Going the extra mile in cases like this earned Macomber the 2016 Army Medical Department Beneficiary Counseling and Assistance Coordinator of the Year.
"If there's an example in this hospital, it is Danielle. She's really a good example of putting her passion into taking care of patients," said Command Sgt. Maj. Horace Tyson, Madigan's senior enlisted leader.
She's quick to share the accolades with her team though.
"I'm completely honored and humbled … I think that it says a lot about Madigan as an organization because I can't do what I do by myself; this award is just a testament of our team," said Macomber of her division and the providers, nurse case managers and leadership of the service members they help.
While she spends her days processing referrals for anything from orthopedics to skilled nursing facilities to medical equipment, sometimes her work becomes more complex: helping wounded service members get immediate assistance stateside with ambulances or Life Flights, or getting TRICARE to cover a family member so they can provide a bone marrow transplant to their service member.

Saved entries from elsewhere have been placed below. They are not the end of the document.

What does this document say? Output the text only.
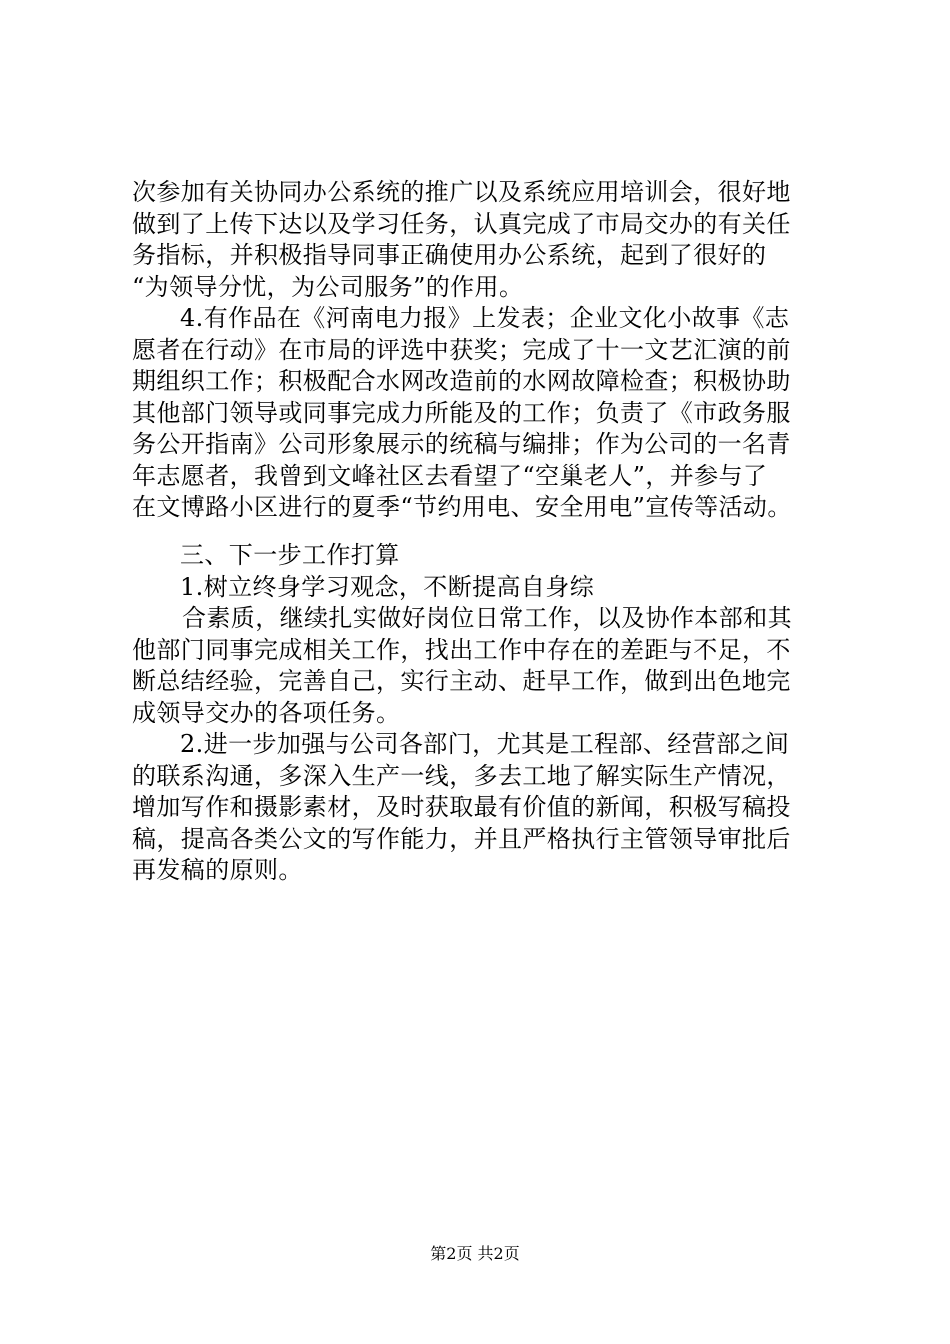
次参加有关协同办公系统的推广以及系统应用培训会，很好地
做到了上传下达以及学习任务，认真完成了市局交办的有关任
务指标，并积极指导同事正确使用办公系统，起到了很好的
“为领导分忧，为公司服务”的作用。
4.有作品在《河南电力报》上发表；企业文化小故事《志
愿者在行动》在市局的评选中获奖；完成了十一文艺汇演的前
期组织工作；积极配合水网改造前的水网故障检查；积极协助
其他部门领导或同事完成力所能及的工作；负责了《市政务服
务公开指南》公司形象展示的统稿与编排；作为公司的一名青
年志愿者，我曾到文峰社区去看望了“空巢老人”，并参与了
在文博路小区进行的夏季“节约用电、安全用电”宣传等活动。
三、下一步工作打算
1.树立终身学习观念，不断提高自身综
合素质，继续扎实做好岗位日常工作，以及协作本部和其
他部门同事完成相关工作，找出工作中存在的差距与不足，不
断总结经验，完善自己，实行主动、赶早工作，做到出色地完
成领导交办的各项任务。
2.进一步加强与公司各部门，尤其是工程部、经营部之间
的联系沟通，多深入生产一线，多去工地了解实际生产情况，
增加写作和摄影素材，及时获取最有价值的新闻，积极写稿投
稿，提高各类公文的写作能力，并且严格执行主管领导审批后
再发稿的原则。
第2页 共2页
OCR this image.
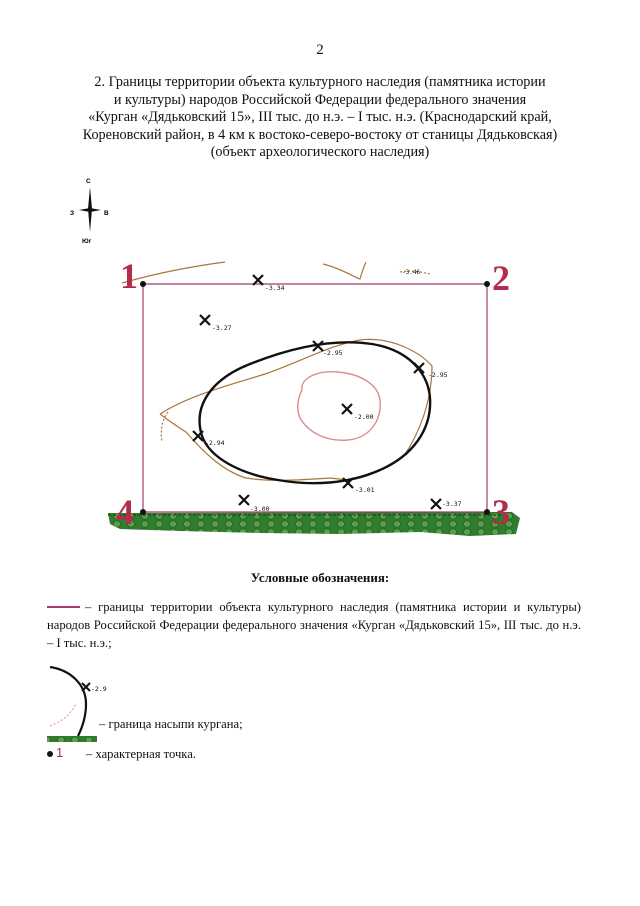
2
2. Границы территории объекта культурного наследия (памятника истории
и культуры) народов Российской Федерации федерального значения
«Курган «Дядьковский 15», III тыс. до н.э. – I тыс. н.э. (Краснодарский край,
Кореновский район, в 4 км к востоко-северо-востоку от станицы Дядьковская)
(объект археологического наследия)
С
З	В
Юг
1	2
3
4
-3.34
-3.27
-2.95
-2.95
-2.94
-2.00
-3.01
-3.00
-3.37
-3.46
-2.9
Условные обозначения:
– границы территории объекта культурного наследия (памятника истории и культуры) народов Российской Федерации федерального значения «Курган «Дядьковский 15», III тыс. до н.э. – I тыс. н.э.;
– граница насыпи кургана;
1 – характерная точка.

When Macomber works on a waiver that could apply to a wide spectrum of service members, she thinks globally and goes the extra length to officially request a TRICARE policy change for all service members. Thanks to Macomber's tenacity, deploying service members are now authorized batteries for their continuous positive airway pressure machines, and all service members get benefits such as home health care and respite care if they are seriously ill or injured.
She believes she is right where she is supposed to be in helping service members.
"I love this because I feel like I have the opportunity to be able to help them navigate this very convoluted process and system and ever-changing system, in a manner that relieves the stress from them, relieves the burden on their family, (and) reduces the financial stressors that come along with this so that they can do what they do best," Macomber said.
She gets emotional as she talks about her toughest cases, including those who needed extra care at the end of their lives.
When a service member with multiple organ failures went into hospice, Macomber worked to ensure he got a waiver for a Life Flight since he wouldn't have survived long enough for the car ride home.
"That was Mother's Day weekend, and he was not going to die in that hospital without his mom," she said. "So we got it approved at six o'clock in the evening on Mother's Day weekend, he went home Saturday afternoon and he passed Sunday morning."
For her Soldier who became ill in basic training, Macomber worked with the Soldier's care team and with community organizations like the Fisher House and the Madigan Foundation to support the patient and her family.
"We were able to pull it all together, allow her to focus on her treatment and learning what this new normal may look like for her; we even got it to where she could go out of the hospital on her 21st birthday to have dinner and cheesecake," Macomber said. "At the end of the day we took care of her; she has made it through the cancer."
A veteran herself, Macomber's heart is one of service for her military patients.
"The sacrifices that they're making for the benefits that they are receiving do not even compare," she said. "If I can … reach out to somebody who may be able to help and do that warm hand-off to ensure that their needs are being met, even if it's thinking outside of the box and it doesn't fall within my job description, then that's what we need to do, because that's what they need."